23. Profit is a financial benefit that is realized when the amount of revenue gained from a business activity exceeds the expenses, costs and taxes needed to sustain the activity.
24. Profit = Total Sales Revenue — Total Sales Expenses
25. Gross Profit = Total Sales — Total Cost of goods sold
26. Profit before tax = Gross Profit — Fixed Expenses
27. Cash Flow: Cash flow refers to the movement of money in and out of a business during a specific period of time.
28. Cash Flow Projection: It shows how cash is expected to flow in and out of your business.
29. Gestation Period: It is the period of not making any profit.
30. Break-even point: It is a neutral point where there is no profit nor loss occurs. Break-even point is expressed as quantity for a period (day, week, month, etc)
31. Direct tax: It is a kind of charge, which is imposed directly on the taxpayer and paid directly to the government by the persons (legal or natural) on whom it is imposed.
32. Income tax is an annual tax on income (profit).

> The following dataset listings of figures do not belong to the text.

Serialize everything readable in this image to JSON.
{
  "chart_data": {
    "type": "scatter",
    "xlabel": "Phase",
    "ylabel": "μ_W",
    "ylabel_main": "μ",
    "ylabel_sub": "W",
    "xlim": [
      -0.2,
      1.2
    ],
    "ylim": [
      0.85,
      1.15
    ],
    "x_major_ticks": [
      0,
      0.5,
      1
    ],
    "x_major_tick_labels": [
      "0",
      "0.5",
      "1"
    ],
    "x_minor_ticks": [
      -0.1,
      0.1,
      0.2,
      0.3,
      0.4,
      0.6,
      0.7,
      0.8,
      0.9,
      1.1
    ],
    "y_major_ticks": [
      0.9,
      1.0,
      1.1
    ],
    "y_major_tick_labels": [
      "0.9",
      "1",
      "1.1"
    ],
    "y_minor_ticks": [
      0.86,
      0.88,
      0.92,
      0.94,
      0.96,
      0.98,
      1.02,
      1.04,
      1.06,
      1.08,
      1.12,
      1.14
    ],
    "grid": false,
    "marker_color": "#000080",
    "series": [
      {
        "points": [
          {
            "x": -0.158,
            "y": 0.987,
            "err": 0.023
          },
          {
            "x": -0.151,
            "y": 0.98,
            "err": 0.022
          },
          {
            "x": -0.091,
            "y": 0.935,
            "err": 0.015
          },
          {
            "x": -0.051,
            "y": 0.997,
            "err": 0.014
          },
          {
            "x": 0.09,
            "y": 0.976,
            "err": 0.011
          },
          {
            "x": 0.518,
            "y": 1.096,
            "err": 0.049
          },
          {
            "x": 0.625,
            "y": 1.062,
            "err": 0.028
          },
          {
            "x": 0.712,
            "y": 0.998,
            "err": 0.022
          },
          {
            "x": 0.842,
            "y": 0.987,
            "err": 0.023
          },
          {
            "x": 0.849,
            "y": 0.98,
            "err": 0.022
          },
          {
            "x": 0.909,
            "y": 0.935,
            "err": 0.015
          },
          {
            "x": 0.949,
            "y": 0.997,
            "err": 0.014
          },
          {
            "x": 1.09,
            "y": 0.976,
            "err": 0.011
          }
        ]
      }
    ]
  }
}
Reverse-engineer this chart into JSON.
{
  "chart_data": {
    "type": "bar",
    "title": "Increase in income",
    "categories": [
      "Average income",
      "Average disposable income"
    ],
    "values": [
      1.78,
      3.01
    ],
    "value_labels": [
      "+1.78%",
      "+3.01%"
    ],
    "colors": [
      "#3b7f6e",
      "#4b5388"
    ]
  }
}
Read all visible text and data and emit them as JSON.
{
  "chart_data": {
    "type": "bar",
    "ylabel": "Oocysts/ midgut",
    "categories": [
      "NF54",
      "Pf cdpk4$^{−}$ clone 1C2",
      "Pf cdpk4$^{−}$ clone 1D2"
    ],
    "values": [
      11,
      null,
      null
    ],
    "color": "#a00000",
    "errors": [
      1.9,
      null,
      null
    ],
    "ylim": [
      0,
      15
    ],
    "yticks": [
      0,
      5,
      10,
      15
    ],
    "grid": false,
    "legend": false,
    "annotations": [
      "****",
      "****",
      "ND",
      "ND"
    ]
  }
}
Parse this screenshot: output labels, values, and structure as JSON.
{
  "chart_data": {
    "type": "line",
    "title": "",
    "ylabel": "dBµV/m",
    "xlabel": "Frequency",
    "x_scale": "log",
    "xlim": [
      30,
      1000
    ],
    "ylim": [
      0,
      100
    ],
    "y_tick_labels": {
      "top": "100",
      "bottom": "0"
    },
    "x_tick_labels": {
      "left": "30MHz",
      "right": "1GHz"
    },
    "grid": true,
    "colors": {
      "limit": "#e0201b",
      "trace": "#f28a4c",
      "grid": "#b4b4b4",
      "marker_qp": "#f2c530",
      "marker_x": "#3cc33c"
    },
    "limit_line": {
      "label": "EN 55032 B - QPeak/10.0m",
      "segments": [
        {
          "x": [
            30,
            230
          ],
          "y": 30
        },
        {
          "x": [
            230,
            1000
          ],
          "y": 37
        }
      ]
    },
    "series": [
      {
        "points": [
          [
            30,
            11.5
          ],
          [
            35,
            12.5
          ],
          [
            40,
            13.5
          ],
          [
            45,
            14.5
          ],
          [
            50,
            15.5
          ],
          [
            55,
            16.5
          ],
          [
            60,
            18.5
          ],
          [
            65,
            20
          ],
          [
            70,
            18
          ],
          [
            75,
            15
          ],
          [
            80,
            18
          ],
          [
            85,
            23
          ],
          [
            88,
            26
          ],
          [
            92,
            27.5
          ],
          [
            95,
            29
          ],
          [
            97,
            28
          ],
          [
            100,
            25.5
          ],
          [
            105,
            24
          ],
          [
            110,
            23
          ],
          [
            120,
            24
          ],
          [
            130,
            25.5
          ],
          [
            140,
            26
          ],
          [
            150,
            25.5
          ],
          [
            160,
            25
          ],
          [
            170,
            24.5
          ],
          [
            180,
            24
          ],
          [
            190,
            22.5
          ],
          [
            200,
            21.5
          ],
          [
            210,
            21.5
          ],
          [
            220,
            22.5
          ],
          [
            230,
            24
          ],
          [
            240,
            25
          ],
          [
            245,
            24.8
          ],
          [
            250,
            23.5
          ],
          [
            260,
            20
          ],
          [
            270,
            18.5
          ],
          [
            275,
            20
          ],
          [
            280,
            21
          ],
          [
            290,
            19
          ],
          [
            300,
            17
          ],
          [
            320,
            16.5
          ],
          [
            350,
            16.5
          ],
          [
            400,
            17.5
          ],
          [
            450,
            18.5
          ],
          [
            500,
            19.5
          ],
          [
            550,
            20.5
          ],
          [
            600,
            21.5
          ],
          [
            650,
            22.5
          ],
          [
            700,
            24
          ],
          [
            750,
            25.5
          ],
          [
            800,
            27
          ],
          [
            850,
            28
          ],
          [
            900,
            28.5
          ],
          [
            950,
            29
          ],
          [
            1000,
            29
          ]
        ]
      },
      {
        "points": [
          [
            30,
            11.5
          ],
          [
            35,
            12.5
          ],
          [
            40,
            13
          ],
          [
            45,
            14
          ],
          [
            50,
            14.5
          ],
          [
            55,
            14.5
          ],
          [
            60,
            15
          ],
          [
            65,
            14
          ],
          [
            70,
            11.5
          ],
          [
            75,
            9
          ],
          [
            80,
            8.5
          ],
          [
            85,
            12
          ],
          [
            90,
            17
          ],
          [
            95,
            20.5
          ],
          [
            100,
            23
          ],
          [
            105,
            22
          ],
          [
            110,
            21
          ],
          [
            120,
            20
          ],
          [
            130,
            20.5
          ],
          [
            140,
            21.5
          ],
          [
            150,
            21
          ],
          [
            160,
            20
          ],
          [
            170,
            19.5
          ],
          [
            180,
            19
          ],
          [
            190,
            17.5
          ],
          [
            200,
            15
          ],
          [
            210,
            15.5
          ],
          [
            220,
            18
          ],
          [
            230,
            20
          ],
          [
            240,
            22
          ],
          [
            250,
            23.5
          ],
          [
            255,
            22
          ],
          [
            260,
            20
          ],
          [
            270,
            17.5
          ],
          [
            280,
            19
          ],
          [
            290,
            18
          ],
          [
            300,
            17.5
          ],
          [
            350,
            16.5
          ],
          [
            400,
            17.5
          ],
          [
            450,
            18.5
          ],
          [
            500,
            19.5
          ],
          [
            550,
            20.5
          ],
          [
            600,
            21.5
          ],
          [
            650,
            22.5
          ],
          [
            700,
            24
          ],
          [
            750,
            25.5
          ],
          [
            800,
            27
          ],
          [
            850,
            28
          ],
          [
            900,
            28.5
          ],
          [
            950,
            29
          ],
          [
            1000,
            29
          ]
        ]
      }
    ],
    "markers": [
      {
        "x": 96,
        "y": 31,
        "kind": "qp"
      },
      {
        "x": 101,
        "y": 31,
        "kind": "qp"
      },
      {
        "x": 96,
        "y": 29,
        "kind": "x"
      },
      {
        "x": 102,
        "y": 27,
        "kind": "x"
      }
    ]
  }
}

Rates and other details vary from person to person based on whether sole proprietor, partnership or corporation, income statement.
33. Corporation tax is a tax levied on the Income (Profit) of the Domestic Company or Foreign.
34. Property tax or house tax: If tax is levied on the price of a goods or service, then it is called an indirect tax, like service tax, sales tax or VAT, central excise tax, custom duty, etc.